To clarify whether monoamine neuron activity in the brain is regulated by histamine H₃ receptors, the effects of a potent and seletive H₃ agonist, (R) α-methylhistamine and an antagonist, thioperamide, on monoamine metabolism were examined in the telecephalon, hypothalamus and brainstem of the rat and the whole brain . Histamine turnover estimated from the pargyline-induced tele-methylhistamine accumulation decreased markedly with (R) α-methylhistamine administration (6.3 mg/kg i.p.) and increased with thioperamide administration (5 mg/kg i.p.) in all the brain regions examined. (R) α-Methylhistamine and thioperamide, at the doses tested, neither induced any significant changes in the levels of noradrenaline or 3,4-dihydroxyphenylacetic acid nor had any significant influence on the α-methyl-p-tyrosine-induced declines of the noradrenaline and dopamine levels in all the brain regions examined.
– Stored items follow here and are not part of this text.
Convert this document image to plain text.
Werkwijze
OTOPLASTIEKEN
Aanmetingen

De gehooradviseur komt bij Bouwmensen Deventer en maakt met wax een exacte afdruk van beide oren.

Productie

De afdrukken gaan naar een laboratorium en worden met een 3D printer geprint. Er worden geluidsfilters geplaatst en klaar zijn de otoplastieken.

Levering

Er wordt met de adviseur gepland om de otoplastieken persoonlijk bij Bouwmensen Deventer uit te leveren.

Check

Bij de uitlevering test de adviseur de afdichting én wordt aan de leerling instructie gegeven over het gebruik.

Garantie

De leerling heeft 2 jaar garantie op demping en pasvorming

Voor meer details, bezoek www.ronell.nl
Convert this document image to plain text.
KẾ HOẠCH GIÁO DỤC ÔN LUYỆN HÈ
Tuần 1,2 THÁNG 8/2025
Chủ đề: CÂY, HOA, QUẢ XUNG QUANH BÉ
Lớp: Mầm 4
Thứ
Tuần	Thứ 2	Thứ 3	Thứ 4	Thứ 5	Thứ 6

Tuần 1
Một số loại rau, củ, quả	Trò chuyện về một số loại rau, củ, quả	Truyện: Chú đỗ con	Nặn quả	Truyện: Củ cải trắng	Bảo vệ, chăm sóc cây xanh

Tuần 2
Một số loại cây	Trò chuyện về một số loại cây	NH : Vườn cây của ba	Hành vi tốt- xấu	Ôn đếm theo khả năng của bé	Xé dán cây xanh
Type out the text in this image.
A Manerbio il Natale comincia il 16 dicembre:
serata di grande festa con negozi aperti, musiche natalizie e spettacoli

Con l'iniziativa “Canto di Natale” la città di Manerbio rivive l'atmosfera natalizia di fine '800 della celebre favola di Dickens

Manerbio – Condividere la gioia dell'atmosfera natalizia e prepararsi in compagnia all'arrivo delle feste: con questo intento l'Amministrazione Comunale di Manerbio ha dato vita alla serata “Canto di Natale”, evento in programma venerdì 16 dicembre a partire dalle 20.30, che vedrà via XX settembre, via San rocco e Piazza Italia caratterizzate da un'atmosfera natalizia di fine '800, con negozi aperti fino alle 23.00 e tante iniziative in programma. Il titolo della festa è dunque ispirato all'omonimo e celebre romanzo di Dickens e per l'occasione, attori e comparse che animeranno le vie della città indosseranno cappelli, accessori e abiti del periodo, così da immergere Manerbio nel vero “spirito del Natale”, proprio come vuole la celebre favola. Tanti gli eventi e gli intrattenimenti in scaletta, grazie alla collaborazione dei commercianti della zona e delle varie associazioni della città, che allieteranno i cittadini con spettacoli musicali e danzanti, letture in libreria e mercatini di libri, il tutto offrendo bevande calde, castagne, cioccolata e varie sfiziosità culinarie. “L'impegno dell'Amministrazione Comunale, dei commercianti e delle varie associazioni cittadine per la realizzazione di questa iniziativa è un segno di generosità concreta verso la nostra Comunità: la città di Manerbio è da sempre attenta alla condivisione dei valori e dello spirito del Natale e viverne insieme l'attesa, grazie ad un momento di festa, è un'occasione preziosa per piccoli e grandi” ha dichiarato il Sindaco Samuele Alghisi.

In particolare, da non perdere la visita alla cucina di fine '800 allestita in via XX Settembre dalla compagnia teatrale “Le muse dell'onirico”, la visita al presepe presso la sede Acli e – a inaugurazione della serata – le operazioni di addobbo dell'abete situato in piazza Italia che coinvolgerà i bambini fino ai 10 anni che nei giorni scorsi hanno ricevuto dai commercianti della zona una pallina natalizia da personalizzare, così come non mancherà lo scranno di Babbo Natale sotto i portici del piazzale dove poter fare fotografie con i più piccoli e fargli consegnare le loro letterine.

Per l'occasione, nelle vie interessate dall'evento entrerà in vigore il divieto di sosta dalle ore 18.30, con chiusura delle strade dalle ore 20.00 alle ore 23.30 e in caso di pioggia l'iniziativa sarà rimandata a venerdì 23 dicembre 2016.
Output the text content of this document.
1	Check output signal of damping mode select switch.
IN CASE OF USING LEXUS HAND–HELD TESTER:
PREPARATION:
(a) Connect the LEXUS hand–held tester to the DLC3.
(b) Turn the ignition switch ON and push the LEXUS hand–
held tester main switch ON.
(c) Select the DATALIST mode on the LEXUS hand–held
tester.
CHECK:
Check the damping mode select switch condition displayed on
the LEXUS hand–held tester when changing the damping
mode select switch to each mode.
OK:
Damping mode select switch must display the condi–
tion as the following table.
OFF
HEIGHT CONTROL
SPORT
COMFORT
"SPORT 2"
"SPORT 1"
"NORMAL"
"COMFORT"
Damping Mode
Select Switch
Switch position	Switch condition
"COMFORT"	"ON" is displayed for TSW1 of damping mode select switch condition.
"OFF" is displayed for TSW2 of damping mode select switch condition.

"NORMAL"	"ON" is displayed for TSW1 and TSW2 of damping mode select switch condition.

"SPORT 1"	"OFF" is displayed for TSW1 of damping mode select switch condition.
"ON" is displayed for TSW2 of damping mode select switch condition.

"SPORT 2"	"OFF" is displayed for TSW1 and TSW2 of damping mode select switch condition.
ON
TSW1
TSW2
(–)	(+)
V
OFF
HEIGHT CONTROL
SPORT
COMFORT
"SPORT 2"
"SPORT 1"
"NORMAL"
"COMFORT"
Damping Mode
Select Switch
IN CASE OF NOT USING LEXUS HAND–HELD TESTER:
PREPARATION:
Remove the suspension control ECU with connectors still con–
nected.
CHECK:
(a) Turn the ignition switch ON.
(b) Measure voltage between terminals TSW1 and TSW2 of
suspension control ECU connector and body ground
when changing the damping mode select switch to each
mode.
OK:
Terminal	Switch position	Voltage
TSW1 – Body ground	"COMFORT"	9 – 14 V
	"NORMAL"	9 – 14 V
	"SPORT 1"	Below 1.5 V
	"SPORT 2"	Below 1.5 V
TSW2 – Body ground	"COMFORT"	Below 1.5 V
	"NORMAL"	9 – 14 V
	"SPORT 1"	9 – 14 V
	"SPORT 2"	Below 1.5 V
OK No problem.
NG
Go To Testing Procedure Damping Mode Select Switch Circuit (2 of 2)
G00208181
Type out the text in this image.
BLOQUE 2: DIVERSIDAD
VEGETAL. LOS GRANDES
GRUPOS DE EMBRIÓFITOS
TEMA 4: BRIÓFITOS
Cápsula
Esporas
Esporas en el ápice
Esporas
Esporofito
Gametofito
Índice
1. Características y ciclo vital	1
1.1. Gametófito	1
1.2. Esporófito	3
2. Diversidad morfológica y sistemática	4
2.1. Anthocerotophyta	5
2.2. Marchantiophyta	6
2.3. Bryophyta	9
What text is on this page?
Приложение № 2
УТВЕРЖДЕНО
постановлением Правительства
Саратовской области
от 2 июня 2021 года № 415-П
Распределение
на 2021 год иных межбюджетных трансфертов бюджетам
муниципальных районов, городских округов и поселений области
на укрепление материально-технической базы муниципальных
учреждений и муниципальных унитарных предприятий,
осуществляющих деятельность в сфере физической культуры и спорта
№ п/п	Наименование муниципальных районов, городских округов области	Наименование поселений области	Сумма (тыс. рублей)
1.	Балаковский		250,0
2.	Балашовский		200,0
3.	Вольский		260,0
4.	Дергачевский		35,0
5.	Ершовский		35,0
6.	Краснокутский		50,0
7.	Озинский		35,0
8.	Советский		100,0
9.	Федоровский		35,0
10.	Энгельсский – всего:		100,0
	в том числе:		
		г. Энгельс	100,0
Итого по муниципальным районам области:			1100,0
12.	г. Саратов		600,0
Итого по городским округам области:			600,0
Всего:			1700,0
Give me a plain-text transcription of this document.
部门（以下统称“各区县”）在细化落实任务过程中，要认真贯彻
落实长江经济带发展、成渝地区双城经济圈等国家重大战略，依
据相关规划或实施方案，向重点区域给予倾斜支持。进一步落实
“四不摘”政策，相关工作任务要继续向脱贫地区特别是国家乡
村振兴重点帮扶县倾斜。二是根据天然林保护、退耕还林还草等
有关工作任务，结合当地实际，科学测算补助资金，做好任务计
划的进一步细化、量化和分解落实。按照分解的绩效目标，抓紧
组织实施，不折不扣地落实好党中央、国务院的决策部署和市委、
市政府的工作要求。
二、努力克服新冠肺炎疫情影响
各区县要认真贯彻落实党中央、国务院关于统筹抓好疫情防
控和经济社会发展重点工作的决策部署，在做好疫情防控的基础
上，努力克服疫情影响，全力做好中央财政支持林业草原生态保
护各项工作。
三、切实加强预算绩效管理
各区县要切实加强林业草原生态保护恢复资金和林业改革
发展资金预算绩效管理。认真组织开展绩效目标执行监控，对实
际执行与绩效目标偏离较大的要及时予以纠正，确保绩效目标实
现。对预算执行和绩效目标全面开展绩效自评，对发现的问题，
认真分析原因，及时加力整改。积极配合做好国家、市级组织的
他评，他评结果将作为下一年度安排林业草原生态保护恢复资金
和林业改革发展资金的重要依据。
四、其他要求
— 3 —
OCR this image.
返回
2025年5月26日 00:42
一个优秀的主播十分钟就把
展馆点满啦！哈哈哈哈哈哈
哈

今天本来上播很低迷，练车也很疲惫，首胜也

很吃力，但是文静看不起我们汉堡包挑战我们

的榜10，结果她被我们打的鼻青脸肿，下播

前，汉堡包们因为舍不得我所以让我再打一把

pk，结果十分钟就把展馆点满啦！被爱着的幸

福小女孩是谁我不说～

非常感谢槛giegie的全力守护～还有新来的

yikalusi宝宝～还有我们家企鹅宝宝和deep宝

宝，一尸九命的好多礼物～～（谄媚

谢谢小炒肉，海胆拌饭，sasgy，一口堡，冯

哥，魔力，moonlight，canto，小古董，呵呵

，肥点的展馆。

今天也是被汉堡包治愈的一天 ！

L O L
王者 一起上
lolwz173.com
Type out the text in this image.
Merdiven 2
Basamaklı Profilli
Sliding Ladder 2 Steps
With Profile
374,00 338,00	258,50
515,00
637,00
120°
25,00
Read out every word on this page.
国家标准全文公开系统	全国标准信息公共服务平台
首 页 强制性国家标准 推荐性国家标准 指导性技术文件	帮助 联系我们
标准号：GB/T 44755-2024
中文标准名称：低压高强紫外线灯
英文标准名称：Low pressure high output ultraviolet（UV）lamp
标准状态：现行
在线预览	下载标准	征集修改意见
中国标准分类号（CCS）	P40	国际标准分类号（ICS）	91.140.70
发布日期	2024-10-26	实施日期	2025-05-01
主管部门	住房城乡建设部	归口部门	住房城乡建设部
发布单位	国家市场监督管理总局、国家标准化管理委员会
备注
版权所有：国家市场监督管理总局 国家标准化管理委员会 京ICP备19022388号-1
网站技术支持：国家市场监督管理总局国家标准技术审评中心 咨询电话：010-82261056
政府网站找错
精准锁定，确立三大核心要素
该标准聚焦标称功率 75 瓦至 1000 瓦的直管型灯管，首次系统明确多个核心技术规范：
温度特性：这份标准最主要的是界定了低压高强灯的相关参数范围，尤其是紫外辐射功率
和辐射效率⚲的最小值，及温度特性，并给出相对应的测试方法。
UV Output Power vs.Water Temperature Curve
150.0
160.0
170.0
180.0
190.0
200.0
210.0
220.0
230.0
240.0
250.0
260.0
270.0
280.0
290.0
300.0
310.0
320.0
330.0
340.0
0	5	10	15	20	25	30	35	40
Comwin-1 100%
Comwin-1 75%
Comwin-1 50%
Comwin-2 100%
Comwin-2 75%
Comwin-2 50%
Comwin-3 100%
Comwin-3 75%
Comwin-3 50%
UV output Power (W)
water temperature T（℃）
However, thioperamide significantly decreased the dopamine level only in the rat telencephalon. In general, thioperamide increased 5-hydroxyindoleacetic acid (5-HIAA)/5-hydroxytryptamine (5-HT) ratios and pargyline-induced 5-HT accumulation. However, (R) α-methylhistamine affected neither the 5-HT nor the 5-HIAA level. The pargyline-induced 5-HT accumulation was slightly enhanced by (R) α-methylhistamine in the whole mouse brain. The enhancement by thioperamide of pargyline-induced 5-HT accumulation was not inhibited by (R) α-methylhistamine. These results suggest that H₃ receptors have no important roles in the regulation of monoaminergic activity in contrast with their regulatory function in histaminergic activity. In addition, thioperamide at high doses may enhance 5-HT turnover independently of H₃ receptors.